Monday, July 18, 2005

Billy Wilder's Golden Age

Billy Wilder is one of my all time favourite screenwriters and directors. Indeed, I doubt very many critics and film buffs would disagree with me when I say that he was one of the greatest directors of all time. By 1957 he had already co-written and directed a number of films now considered classics: Double Indemity, The Lost Weekend, Sunset Blvd., Stalag 17, and Sabrina. By that time he already had a clutch of Oscars for The Lost Weekend (Best Director and Best Screenplay) and Sunset Blvd. Even so, I believe that in 1957 Wilder entered his best period, when every single movie he co-wrote and directed was a classic.

Nineteen fifty seven saw the release of the first film which Wilder co-wrote with I. A. L. Diamond, Love in the Afternoon. Love in the Afternoon was a romantic comedy featuring Gary Cooper and Audrey Hepburn. Set in Paris, it centred on a rich playboy (Gary Cooper) who falls in love with the daughter (Audrey Hepburn) of the private eye hired to investigate him. Love in the Afternoon had all the hallmarks of Wilder and Diamond's comedies: sharp, witty dialogue; realistic characters; and impeccable timing. And Cooper and Hepburn's performances were great.

Although well known for his comedies, Wilder's next film would be a courtroom thriller. Released in 1958, Witness for the Prosecution was based on the Agatha Christie play of the same name. The movie was Tyrone Powers' last film, in which he played the alleged murderer whose only alibi is his wife. Witness for the Prosecution has one of the best casts for a film of its type, with Marlene Dietrich as the wife of Power's character, Charles Laughton as the defence attorney, and Elsa Lancaster as the nurse.

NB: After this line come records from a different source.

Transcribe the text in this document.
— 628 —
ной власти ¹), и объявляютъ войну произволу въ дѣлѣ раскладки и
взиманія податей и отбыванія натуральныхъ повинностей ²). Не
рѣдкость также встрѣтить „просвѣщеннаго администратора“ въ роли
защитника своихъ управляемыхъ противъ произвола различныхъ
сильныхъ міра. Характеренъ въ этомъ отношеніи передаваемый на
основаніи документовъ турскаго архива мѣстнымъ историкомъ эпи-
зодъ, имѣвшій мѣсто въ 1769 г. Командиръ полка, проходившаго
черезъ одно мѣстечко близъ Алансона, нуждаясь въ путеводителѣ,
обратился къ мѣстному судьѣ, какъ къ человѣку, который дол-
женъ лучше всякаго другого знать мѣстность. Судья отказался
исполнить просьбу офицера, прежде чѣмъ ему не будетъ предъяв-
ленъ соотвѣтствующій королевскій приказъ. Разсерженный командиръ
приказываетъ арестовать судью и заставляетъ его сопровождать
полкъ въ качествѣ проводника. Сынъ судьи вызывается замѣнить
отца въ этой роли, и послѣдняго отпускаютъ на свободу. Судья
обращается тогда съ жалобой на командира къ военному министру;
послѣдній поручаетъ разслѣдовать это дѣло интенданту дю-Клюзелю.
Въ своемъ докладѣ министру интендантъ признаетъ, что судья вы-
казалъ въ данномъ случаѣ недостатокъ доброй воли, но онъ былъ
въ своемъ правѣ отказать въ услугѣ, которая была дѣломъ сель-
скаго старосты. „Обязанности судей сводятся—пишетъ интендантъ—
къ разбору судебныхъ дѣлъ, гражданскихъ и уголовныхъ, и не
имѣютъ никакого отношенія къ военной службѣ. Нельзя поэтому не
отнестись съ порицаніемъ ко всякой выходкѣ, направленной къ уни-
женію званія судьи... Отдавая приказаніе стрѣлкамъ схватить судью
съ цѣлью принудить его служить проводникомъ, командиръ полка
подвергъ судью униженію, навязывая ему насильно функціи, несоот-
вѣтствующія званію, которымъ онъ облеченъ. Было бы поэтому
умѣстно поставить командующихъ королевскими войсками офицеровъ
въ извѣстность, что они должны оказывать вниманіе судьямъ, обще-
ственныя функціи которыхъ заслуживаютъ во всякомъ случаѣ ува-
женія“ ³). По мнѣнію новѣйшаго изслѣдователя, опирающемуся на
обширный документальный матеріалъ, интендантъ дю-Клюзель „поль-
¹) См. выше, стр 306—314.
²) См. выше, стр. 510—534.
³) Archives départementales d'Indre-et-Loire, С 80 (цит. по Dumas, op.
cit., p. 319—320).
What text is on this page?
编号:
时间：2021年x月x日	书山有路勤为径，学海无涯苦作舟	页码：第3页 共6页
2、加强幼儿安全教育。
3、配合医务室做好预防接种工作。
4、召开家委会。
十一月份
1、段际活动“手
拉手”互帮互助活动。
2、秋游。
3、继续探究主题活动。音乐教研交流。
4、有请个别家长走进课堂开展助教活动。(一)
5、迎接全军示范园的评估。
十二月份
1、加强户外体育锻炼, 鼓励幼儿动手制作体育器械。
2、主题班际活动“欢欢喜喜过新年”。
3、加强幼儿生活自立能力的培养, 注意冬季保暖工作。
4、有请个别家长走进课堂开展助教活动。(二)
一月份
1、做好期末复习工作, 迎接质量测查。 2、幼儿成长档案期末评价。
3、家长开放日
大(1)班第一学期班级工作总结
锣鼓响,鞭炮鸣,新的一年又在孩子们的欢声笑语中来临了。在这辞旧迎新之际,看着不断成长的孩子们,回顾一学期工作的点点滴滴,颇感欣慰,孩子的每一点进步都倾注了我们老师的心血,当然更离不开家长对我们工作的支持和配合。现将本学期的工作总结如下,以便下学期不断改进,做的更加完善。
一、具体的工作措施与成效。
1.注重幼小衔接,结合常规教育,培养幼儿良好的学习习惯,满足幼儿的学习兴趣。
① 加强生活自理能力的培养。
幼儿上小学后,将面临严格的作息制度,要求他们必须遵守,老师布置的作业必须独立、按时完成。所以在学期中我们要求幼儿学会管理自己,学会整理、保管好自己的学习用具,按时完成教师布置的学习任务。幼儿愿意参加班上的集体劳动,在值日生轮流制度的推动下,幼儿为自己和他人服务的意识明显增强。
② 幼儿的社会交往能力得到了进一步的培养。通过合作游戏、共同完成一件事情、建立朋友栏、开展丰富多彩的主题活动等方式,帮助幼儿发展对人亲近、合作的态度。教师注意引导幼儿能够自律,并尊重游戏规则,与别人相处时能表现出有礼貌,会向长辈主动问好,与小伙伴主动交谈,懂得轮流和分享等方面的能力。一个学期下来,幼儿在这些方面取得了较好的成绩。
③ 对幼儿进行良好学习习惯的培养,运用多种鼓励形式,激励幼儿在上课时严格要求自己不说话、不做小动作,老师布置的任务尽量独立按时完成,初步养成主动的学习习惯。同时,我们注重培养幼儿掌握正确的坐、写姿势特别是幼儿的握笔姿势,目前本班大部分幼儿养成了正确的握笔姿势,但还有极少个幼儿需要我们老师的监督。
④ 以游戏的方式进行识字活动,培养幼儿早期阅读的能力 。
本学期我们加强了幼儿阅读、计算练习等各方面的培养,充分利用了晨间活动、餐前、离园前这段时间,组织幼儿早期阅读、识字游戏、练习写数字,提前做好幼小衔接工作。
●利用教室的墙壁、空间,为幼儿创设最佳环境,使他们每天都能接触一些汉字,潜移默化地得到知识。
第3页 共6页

It would be with his next film, however, that Billy Wilder would reach the peak of his career. Released in 1959, Some Like It Hot was a comedy set in the Roaring Twenties, co-written by I. A. L. Diamond. It centred on two musicians (played by Jack Lemmon and Tony Curtis) who have the bad luck to witness the St. Valentine's Day Massacre. To avoid being killed, the duo dress in drag and join an all-girl band with a performance scheduled in Miami. Quite simply, Some Like It Hot is one of the funniest movies ever made. The comedy does not have a slow moment, with some of the best dialogue Wilder and Diamond had ever written. Curtis and Lemmon's performances are priceless, assisted quite well by one of the best casts ever assembled for a comedy. Indeed, Some Like It Hot topped the American Film Institute's list of the 100 Greatest Comedies in American film.

Some Like It Hot would seem to be a difficult movie to top, but somehow Wilder and Diamond did it. Released in 1960, The Apartment featured Jack Lemmon as C. C. Baxter, an insurance company employee who loans his apartment to the company's executives for their various romantic rendevous. Unfortunately for Baxter, this set up (which had naturally gotten him in good with the higher ups) is complicated when he falls in love with elevator girl Miss Kublik (played by Shirley Maclaine). In m humble opinion, The Apartment is not only one of the funniest movies of all time, but one of the most romantic as well. Lemmon and Maclaine have a great rapport as Baxter and Kublik. and Fred Macmurray plays one of his few bad guys, the older, oily head of the company, Mr. Sheldrake. The Apartment boasts great dialogue, convincing performances, and a realistic plot that mixes comedy and drama. It's no wonder that it won Oscars for Best Picture, Best Director, Best Screenplay, and so on.

Wilder's next film, One, Two, Three, released in 1961, would not match The Apartment, but it was inspired nonetheless. It featured James Cagney (in his last role until Ragtime) as a Coca-Cola executive in West Berlin who winds up taking care of the company president's daughter. The comedy came at a rapid pace, with more and more outrageous situations developing one on top of the other. The dialogue is some of Wilder and Diamond's best, with great lines coming almost non-stop and plenty of pop culture references. I have always thought that One, Two, Three was one of the funniest films of the Sixties.

With One, Two, Three, Wilder's streak of classic films came to an end. His next film, Irma La Douce, was released in 1963. An adaptation of the Broadway musical without the music, it is not equal to the films he had made in the previous years. Even reteaming Jack Lemmon and Shirley Maclaine didn't spark the ususal Wilder magic.

Billy Wilder would create a few more classic films in his career, among them Avanti! and the 1974 version of The Front Page, but it seems to me that his career peaked from 1957 to 1961. It was during that period that he created five of his greatest films, all in a row. To me this was a most remarkable feat, perhaps matched only by Alfred Hitchcock in the Fifties and Stanley Kubrick in the Sixties. It is perhaps all the more remarkable given that Wilder co-wrote nearly all of his films (not that many screenwriters have written five classics in a row either...). I very seriously doubt that any director will match the run of classic films Billy Wilder made from 1957 to 1961 any time soon.